Doel
Het lijnonderwijs Biomedical Academic Scientific Training (BAST) beoogt BW-studenten, naast de vakinhoudelijke opleiding die in de diverse thematische blokken aan bod komt, te onderwijzen en trainen om als biomedische wetenschapper op academisch niveau te denken en handelen. Daarbij horen een bepaalde attitude en speciale vaardigheden. Specifiek toegepast op biomedische wetenschappen betekent dit:
Het vermogen om kritisch te denken en te handelen op basis van meetbare feiten (‘evidence-based‘);
Kennis te hebben van de (bio)medische praktijk en medische ethiek en het vermogen om (bio-)medische problematiek in een maatschappelijke context te plaatsen;
In staat zijn om in onderlinge samenhang vraagstelling, methode, resultaten en conclusies van relevante wetenschappelijke artikelen te beoordelen;
Het vermogen om relevante onderzoeksbevindingen te beoordelen, verwerken en presenteren met gebruikmaking van technieken uit de statistiek, epidemiologie en informatieverwerking, inclusief het toepassen van ‘Peer review’;
In staat zijn om vraagstellingen en een onderzoeksaanpak te formuleren op het gebied van biomedische processen op het niveau van populatie, organisme, orgaan, cel en molecuul;
Open staan voor en actief bijdragen aan vernieuwende ideeën, empirie en discussie, niet alleen op biomedisch vlak, maar ook in algemene zin.

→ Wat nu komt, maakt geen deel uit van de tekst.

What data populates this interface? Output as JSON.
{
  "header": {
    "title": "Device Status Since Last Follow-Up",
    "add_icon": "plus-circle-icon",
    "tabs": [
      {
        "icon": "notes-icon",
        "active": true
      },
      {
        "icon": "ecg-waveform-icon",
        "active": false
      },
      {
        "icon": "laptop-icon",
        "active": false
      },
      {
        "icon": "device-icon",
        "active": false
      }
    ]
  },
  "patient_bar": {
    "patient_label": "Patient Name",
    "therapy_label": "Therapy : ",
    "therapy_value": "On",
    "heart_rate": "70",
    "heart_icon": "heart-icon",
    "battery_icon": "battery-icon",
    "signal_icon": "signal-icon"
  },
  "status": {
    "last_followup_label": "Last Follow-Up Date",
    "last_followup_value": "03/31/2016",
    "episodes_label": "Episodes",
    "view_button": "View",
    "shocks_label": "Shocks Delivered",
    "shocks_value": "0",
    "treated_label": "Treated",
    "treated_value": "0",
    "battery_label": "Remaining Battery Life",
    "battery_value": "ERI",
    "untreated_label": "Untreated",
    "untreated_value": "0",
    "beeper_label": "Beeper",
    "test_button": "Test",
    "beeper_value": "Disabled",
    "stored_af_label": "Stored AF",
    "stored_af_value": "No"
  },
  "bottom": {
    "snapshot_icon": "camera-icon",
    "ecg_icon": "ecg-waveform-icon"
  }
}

kritisch kunnen reflecteren op het eigen handelen als onderzoeker en ontwikkelen van academische denk en werkhouding waaronder professioneel gedrag.
Beschrijving
Vorm van het onderwijs
Uit bovenstaande doelen blijkt dat allerlei vakgebieden, buiten vakinhoudelijke biomedische kennis, noodzakelijk zijn om in de toekomst te kunnen functioneren als biomedisch wetenschapper. Dit zijn: statistiek, epidemiologie, informatieverwerking, klinische praktijk, filosofie, ethiek en geschiedenis
BAST in het eerste studiejaar
In het eerste studiejaar richt BAST zich op de volgende zes onderwerpen:
1. Effectief informatie vergaren, verwerken en presenteren;
2. Kennismaking met biomedisch onderzoek;
3. Kritisch en efficiënt lezen;
4. Statistiek als methode voor wetenschappelijke onderbouwing van onderzoek;
5. Kritisch nadenken en discussiëren over het raakvlak tussen BW en maatschappij;
6. Biomedische wetenschap in relatie tot de klinische praktijk
BAST wordt in de vorm van blokken aangeboden. Daarnaast wordt BAST geïntegreerd in enkele onderwijsblokken in de vorm van thema’s. In het eerste jaar zijn er vier lijnblokken geprogrammeerd: “Start.BW” (onderwerp 1 en 3), “Biomedisch Onderzoek in de Geneeskunde” (onderwerpen 1, 2, 3, 5, 6) en “Methoden en Technieken van Wetenschappelijk Onderzoek” (onderwerp 4). Verder is er de Jaaropdracht. Hieraan wordt gedurende het hele jaar gewerkt tijdens de reguliere blokken en gedurende twee weken die aan verdieping rondom de jaaropdracht zijn gewijd. Verder is er in het blok Metabolisme 2 het BAST-thema ‘Orgaandonatie’ (onderwerp 5, 6) en in het blok Medische Genetica het BAST-thema ‘Ethische en psychologische aspecten van genetische ziekten’ (onderwerp 1, 2, 5, 6).
Mentoraatgroepen
In het eerste jaar van de studie zijn er mentoraatgroepen. Dit zijn 5 groepen van 14 studenten, onder leiding van een docentmentor en een studentmentor. De doelen van het mentoraat zijn tweeledig: studiebegeleiding en informatie over het beroepsperspectief van een BW-er. De docentmentoren zijn tevens de docenten van de jaaropdracht.
Opmerkingen
Studiebelasting voor BAST-1 onderwijs wordt gewaardeerd met studiepunten per blok. De jaaropdracht omvat 3 ECTS, de twee bijbehorende verdiepingsweken leveren nog eens 2× 1 ECTS. Voor de thema’s geïntegreerd in de blokken worden geen aparte studiepunten gegeven, deze zijn een onderdeel van de studiepunten voor het betreffende blok.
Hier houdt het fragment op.